2:2 Jonah knew his Bible well; his poem is absolutely full of references to the Psalms. And yet Ps. 139 had clearly stated that we cannot flee anywhere from God’s presence; for even in the deep sea, He will find us. Jonah knew this; and yet he didn’t know it. He had to learn what this meant in practice. And so, incident by incident, blow by blow, our theoretical knowledge is turned into flesh, into reality for us; for the same God who worked so hard in Jonah’s life is at work in ours.
3:3 It took Jonah three days to walk through Nineveh (3:3). On the first day in the city, he told them that in 40 days God would destroy them (3:4); it follows that by the time he was in the middle of the city he was telling them that they had 37 days left. So too the Jews had between 37 and 40 years notice of the destruction of Jerusalem. It is a worthwhile speculation that for Jonah to be a sign to the Ninevites by reason of being three days in the whale (Mt. 12:38-40), he must have borne in his body the marks of his experience for all to see, as our Lord did. Being inside the fish for that period may have made his flesh change colour or bear some other physical mark so that he could be a sign to them of what had happened. Doubtless he recounted his story to them- so that they were encouraged by the fact of God's love to the resurrected Jonah to repent and likewise throw themselves on God's mercy. In all this we see Jonah as a type of Christ. They would have looked upon that man as we look upon Jesus, to see the love of God manifested in him; they responded by repenting in sackcloth, casting off their materialism, and living in a way that showed their complete belief that "the judge stands before the door" . What is our response to Jonah/Jesus?
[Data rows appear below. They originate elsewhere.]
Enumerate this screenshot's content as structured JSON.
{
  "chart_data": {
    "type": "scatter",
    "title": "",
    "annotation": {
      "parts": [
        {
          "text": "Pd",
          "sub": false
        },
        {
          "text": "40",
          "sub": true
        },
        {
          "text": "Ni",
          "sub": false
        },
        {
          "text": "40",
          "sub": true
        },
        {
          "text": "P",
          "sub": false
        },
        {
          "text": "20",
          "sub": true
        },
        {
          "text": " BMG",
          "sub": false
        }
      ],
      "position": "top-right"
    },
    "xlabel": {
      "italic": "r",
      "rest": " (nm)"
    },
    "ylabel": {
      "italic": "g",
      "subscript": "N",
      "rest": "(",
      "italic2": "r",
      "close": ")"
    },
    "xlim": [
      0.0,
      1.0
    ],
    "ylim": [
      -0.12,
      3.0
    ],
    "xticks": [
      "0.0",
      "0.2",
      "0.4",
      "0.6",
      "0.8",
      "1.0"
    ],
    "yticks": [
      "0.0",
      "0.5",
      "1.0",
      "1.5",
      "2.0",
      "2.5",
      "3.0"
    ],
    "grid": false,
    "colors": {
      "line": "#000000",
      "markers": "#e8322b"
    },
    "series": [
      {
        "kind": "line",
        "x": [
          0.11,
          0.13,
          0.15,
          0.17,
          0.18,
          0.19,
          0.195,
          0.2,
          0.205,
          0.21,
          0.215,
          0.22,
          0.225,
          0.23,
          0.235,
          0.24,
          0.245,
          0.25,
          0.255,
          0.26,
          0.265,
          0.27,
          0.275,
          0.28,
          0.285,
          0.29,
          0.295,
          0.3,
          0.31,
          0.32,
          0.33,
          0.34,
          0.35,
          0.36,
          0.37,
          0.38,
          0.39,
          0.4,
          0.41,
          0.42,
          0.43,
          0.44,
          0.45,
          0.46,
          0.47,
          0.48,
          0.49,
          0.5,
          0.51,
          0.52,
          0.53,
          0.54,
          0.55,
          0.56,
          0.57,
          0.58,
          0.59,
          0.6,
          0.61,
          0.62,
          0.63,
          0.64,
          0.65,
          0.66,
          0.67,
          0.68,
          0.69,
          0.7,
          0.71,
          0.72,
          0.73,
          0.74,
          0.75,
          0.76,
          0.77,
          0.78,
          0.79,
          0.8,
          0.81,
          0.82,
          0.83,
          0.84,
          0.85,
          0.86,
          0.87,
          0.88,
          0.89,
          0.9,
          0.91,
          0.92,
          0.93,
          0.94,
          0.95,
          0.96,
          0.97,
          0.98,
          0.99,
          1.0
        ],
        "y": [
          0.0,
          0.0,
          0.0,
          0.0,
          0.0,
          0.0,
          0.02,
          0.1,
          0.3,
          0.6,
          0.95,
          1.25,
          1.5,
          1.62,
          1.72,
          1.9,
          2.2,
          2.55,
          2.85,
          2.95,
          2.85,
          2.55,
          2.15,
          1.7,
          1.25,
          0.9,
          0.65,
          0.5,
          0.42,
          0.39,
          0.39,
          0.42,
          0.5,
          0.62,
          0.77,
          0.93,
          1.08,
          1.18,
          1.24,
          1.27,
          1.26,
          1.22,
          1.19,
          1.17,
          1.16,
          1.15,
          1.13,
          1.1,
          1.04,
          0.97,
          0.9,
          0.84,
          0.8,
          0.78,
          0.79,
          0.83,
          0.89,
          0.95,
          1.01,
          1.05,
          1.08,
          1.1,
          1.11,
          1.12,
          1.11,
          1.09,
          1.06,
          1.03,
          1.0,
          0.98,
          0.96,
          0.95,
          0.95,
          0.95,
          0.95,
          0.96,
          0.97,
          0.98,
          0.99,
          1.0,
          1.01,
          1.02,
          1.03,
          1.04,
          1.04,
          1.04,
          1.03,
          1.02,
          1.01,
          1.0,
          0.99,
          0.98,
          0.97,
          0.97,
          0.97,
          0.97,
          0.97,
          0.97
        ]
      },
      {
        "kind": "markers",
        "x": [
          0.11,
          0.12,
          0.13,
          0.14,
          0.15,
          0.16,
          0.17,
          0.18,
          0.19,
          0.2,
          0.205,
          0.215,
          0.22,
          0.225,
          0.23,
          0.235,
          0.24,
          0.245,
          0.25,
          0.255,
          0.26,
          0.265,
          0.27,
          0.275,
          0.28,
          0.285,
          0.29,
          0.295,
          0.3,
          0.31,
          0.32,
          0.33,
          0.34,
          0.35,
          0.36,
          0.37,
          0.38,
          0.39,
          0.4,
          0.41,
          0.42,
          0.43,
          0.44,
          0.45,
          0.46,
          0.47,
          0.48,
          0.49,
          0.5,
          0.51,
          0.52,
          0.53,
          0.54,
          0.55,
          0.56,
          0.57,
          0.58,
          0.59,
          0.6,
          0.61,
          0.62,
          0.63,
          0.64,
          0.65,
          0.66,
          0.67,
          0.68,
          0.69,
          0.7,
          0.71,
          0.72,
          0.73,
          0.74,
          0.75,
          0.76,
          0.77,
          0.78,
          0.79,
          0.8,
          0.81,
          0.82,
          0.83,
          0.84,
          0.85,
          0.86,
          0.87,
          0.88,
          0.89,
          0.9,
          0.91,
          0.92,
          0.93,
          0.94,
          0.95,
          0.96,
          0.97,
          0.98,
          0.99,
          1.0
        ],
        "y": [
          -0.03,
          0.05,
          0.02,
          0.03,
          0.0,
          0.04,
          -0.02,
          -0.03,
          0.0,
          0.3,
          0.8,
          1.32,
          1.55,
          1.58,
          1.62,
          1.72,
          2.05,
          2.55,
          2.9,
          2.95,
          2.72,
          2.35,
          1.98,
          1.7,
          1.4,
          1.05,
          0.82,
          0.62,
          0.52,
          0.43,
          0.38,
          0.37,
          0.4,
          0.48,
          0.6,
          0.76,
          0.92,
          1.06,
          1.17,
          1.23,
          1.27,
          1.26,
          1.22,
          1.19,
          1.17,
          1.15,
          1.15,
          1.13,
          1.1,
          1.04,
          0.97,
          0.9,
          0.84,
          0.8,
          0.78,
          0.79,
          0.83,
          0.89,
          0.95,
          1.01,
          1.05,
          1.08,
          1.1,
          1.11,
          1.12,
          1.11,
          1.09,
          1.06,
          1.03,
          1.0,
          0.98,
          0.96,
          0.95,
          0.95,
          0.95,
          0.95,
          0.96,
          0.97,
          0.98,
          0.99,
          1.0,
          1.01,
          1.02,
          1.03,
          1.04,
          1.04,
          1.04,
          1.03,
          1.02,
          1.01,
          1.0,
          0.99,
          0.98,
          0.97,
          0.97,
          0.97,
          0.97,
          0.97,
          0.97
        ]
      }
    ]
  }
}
3:4 No conditions were given; but God changed His stated purpose because He is so sensitive to human repentance.
4:8 God created a great wind with which He brought Jonah and his fellows to their knees in 1:4. God here creates another great wind with which to teach Jonah something else. Jonah ought to have perceived the same hand of the same God at work with him. Jonah's life "ebbed away" inside the fish (2:7)- and a very similar word is used here in 4:8 about his experience as he sat under the vine. In the fish, Jonah prayed that God would save his life, and was heard. But when he was made to feel the same again, he instead prayed God to take away his life. Perhaps this shows that even when we respond well to circumstances, those same circumstances may repeat in order to test us as to whether we will continue to make that right response.